Researchers at MIT have identified brain wave signatures that could help anesthesiologists determine when patients are entering a deeper state of unconsciousness during general anesthesia.
The study analyzed the EEG patterns of patients under anesthesia and discovered distinctive patterns in alpha waves that indicate the transition into a deeper state. These patterns could enable anesthesiologists to intervene and prevent patients from entering a state of burst suppression, which is associated with postoperative cognitive impairments.
The research, published in the Proceedings of the National Academy of Sciences, provides insights into measuring brain activity and may lead to improved monitoring and management of unconsciousness during surgery.

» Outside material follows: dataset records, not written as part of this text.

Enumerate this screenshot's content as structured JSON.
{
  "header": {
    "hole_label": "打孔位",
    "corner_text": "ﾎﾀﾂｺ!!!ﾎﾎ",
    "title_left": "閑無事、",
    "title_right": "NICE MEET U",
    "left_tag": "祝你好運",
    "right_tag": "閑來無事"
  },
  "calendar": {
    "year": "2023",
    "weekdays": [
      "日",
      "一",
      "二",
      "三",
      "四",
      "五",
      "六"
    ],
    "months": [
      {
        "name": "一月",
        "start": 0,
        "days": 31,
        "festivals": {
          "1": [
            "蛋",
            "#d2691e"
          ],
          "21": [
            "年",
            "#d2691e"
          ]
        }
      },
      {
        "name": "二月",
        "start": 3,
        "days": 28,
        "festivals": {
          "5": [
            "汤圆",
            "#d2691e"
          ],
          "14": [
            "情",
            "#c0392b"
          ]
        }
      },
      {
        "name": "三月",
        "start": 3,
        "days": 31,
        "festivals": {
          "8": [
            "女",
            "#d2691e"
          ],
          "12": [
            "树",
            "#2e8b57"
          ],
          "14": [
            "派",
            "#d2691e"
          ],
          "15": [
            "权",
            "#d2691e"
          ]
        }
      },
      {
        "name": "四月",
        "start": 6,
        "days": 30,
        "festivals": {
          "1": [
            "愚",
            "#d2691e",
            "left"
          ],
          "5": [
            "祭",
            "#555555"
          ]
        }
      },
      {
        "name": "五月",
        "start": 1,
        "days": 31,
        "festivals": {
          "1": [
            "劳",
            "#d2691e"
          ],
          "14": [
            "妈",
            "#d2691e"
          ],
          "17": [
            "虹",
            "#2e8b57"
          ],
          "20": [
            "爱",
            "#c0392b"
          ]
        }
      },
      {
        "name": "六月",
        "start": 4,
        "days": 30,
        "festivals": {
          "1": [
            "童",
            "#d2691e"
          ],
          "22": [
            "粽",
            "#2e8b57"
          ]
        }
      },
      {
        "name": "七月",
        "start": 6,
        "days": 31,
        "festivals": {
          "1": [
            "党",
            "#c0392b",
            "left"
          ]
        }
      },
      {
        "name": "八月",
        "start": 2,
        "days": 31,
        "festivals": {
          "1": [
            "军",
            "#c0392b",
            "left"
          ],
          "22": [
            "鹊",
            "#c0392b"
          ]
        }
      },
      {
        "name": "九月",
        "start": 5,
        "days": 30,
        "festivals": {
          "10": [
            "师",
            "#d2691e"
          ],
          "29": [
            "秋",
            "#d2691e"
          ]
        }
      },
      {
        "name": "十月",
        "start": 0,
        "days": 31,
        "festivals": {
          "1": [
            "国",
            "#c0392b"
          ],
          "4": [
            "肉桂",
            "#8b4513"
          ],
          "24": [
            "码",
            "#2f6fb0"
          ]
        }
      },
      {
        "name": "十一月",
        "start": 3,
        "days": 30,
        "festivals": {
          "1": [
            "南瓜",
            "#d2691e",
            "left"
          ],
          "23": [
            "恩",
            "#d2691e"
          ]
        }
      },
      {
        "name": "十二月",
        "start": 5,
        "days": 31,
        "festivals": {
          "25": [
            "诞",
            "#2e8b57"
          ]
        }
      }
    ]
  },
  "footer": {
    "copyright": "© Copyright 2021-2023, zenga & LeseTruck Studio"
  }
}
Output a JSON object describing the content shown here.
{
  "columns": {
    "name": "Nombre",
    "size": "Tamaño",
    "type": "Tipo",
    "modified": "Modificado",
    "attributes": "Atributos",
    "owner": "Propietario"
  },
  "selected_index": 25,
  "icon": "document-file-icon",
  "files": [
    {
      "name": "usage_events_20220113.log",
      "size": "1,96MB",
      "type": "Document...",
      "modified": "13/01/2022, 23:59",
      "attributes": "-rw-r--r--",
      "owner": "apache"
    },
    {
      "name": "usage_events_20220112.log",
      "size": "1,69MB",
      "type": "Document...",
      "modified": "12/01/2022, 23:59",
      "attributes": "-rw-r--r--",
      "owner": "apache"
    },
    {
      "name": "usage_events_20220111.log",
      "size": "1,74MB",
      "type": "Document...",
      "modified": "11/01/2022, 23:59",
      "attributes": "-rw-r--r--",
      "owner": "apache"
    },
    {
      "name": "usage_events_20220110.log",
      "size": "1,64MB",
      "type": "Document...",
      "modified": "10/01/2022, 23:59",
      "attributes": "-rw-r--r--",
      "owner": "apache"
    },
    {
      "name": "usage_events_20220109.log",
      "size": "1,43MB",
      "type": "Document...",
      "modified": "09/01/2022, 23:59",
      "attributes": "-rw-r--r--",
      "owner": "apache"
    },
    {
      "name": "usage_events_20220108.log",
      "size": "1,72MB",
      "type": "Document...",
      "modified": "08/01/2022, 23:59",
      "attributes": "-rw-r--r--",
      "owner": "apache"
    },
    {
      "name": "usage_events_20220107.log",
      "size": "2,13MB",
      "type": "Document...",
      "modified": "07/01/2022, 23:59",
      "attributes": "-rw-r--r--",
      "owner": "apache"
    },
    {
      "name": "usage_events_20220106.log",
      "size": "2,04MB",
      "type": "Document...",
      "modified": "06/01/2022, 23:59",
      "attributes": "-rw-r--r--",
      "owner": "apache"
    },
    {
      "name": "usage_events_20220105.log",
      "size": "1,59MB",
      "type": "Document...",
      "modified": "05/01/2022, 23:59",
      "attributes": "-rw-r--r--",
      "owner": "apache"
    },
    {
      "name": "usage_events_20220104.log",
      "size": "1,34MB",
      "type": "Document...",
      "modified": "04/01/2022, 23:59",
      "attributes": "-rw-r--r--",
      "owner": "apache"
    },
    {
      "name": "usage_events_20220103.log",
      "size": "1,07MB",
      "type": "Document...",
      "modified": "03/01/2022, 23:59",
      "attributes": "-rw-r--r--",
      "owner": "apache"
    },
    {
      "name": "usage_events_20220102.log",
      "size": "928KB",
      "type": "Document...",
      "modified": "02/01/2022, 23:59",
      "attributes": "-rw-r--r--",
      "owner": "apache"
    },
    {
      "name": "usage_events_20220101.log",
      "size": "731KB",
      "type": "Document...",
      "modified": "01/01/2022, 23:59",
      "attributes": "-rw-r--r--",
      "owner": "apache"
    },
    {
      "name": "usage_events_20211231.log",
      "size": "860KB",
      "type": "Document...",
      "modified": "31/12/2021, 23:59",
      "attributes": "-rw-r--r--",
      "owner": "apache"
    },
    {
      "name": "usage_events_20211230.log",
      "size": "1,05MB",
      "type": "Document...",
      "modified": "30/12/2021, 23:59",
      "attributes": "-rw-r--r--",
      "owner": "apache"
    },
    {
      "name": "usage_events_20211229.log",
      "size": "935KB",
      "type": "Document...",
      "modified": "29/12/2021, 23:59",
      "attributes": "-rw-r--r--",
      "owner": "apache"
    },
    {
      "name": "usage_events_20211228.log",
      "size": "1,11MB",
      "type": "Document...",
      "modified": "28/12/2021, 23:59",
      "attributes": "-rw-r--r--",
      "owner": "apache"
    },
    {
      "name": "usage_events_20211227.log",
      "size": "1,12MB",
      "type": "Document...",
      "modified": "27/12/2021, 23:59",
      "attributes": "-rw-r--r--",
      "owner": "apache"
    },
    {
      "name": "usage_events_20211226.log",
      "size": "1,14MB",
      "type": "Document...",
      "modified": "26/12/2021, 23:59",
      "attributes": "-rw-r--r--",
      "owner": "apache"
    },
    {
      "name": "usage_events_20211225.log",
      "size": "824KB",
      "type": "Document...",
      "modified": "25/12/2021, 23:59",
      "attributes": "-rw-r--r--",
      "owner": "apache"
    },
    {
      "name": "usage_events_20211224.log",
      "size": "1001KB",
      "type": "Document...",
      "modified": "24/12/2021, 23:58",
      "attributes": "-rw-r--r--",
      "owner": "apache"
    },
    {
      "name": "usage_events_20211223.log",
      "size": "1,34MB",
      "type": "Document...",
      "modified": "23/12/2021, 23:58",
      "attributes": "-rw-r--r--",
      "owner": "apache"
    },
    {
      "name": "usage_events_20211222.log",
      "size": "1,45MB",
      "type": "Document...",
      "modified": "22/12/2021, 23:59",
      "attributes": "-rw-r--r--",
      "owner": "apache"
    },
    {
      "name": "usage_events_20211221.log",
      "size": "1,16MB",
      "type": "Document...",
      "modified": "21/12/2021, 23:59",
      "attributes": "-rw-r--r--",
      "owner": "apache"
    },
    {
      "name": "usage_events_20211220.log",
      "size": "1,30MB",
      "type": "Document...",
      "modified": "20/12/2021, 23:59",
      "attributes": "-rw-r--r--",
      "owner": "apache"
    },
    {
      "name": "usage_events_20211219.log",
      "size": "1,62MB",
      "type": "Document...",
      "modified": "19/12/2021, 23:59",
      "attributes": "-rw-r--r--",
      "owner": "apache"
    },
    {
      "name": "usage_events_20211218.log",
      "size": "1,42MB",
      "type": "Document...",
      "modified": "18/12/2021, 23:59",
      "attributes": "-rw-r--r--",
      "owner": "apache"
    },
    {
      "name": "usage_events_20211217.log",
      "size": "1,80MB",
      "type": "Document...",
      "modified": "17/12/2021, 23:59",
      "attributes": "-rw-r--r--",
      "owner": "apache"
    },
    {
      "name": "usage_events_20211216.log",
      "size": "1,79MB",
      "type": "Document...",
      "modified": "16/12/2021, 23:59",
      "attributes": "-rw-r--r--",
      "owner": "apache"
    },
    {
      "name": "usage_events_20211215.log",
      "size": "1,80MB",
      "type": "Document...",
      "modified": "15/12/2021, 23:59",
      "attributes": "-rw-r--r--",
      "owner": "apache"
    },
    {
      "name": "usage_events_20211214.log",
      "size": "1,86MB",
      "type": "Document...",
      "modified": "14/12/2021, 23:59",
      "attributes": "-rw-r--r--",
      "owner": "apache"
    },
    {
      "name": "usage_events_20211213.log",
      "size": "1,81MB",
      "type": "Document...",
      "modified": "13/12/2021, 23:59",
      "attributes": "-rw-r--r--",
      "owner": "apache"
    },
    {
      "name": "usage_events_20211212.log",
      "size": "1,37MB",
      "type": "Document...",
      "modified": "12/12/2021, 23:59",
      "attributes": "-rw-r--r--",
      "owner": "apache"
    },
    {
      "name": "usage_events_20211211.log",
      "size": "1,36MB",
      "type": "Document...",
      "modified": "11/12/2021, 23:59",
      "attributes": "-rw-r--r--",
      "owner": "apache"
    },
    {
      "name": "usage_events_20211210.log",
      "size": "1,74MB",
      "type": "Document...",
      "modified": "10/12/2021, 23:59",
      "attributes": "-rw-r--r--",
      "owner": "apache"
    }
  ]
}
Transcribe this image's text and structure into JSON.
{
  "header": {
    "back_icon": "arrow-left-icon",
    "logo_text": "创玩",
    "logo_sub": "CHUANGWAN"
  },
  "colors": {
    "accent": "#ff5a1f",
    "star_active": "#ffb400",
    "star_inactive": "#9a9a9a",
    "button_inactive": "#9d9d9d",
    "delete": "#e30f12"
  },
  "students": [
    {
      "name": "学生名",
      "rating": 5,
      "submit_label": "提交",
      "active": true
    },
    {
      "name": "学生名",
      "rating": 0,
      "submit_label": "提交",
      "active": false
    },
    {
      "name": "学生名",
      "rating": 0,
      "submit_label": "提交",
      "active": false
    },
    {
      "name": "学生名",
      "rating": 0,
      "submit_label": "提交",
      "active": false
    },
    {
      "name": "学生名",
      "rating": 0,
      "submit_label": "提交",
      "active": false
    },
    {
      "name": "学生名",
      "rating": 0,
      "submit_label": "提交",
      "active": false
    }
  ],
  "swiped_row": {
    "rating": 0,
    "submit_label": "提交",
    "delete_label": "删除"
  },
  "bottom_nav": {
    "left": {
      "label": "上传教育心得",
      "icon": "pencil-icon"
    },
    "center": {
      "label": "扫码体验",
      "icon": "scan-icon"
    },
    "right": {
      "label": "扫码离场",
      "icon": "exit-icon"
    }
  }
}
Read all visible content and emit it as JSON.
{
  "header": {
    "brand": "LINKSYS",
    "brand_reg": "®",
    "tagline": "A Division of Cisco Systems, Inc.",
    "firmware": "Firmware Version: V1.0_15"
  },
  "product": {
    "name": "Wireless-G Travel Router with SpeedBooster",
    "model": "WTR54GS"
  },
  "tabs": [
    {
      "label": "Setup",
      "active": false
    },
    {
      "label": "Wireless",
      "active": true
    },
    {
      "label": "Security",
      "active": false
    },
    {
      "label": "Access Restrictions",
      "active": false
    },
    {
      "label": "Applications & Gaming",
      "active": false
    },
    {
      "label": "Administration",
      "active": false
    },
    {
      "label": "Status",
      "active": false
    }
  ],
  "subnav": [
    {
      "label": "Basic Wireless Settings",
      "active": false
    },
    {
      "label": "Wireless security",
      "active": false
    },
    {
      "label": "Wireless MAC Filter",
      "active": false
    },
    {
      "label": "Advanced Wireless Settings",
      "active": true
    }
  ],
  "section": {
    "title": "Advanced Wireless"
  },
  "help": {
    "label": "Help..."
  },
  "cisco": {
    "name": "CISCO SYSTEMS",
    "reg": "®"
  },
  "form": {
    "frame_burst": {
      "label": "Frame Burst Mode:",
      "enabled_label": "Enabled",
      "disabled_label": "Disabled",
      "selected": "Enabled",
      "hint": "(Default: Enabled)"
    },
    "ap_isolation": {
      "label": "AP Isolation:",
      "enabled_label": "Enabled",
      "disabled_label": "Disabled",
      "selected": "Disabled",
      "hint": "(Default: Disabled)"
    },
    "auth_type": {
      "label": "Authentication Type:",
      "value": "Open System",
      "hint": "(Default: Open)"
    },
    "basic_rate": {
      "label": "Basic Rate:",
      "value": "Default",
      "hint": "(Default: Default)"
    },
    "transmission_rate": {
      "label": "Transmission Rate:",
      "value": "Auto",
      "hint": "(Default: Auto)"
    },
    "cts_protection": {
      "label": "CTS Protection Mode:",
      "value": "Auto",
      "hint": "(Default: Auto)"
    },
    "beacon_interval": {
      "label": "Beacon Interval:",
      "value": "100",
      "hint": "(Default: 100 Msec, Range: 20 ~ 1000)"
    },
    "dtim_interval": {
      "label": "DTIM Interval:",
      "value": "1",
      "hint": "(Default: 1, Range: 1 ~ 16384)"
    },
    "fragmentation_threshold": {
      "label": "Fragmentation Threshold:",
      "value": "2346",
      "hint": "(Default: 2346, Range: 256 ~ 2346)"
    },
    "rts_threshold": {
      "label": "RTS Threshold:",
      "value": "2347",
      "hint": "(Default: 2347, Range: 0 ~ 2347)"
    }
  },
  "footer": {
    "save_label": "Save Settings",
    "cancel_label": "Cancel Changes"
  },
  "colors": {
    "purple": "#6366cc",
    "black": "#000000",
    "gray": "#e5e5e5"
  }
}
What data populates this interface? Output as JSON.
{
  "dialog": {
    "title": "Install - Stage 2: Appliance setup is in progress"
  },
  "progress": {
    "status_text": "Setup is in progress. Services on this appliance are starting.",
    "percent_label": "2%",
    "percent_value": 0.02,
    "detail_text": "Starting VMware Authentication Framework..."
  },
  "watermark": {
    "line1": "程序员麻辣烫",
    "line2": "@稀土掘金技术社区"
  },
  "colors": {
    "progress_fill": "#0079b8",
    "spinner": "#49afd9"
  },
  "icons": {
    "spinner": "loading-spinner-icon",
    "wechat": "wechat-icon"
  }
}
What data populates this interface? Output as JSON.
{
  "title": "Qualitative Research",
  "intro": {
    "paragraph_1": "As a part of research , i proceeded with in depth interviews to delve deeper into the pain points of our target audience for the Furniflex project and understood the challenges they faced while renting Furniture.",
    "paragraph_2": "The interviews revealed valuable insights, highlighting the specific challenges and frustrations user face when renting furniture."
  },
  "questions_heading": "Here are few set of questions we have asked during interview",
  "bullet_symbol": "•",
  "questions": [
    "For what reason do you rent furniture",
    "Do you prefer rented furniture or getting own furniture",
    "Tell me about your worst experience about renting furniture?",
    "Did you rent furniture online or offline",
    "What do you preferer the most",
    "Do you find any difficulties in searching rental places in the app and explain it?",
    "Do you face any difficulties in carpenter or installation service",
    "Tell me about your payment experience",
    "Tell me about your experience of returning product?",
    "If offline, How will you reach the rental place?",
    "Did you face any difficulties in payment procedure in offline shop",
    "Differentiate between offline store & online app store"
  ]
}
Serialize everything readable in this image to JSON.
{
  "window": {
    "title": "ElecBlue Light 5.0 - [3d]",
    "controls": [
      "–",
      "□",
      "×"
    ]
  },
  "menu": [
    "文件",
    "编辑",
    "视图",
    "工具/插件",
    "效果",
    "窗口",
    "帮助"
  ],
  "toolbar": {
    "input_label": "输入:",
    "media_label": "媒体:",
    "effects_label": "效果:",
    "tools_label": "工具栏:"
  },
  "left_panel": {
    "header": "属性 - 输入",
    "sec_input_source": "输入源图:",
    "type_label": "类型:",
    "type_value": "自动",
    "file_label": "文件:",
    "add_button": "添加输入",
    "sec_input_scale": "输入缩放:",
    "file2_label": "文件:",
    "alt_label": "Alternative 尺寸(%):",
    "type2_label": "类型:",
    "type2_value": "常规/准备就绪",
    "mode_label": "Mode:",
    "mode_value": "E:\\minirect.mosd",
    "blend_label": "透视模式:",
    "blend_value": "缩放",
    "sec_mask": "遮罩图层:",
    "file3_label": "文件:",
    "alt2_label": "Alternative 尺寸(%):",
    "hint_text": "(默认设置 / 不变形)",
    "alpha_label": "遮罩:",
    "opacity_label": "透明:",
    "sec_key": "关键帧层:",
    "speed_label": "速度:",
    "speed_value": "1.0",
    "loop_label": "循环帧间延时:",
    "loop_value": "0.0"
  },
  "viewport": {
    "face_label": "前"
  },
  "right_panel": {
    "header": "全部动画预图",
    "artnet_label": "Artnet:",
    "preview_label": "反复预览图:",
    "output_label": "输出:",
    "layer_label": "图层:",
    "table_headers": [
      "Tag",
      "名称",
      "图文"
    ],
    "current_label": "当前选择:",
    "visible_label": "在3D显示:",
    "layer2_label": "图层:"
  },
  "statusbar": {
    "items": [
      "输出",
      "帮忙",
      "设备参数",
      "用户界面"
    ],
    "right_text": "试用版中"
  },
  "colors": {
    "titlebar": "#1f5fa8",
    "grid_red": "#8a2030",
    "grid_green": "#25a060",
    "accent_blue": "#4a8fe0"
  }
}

The study involved the analysis of brain waves generated by synchronized neuronal activity, which oscillate at different frequencies depending on the brain’s engagement in different tasks. Anesthesia drugs such as propofol affect these oscillations, inducing a state of unconsciousness characterized by slow-delta-alpha (SDA) oscillations. Higher doses of anesthetic drugs can lead to burst suppression, characterized by periods of inactivity punctuated by low-amplitude oscillations. The study focused on understanding the transition between SDA and burst suppression.
Through EEG analysis of healthy volunteers and surgical patients receiving propofol or sevoflurane, the researchers observed distinct patterns in alpha waves as the dosage of propofol increased. The waxing and waning of alpha waves changed with increasing dosage, eventually leading to burst suppression. The researchers also observed changes in slow and delta waves, reflecting a decrease in brain activity. It is hypothesized that propofol disrupts neuron metabolism, particularly ATP production, resulting in burst suppression.
The findings could provide anesthesiologists with a better understanding of a patient’s level of unconsciousness during surgery. The researchers aim to develop an algorithm that can generate warnings when a patient is approaching burst suppression, offering real-time monitoring in the operating room. Anesthesiologists may be able to identify these patterns in EEG readings and adjust anesthesia dosages accordingly. The team plans to further investigate brain metabolism during the transition to burst suppression using animal models.
The research received funding from the Picower Institute Innovation Fund and the National Institutes of Health.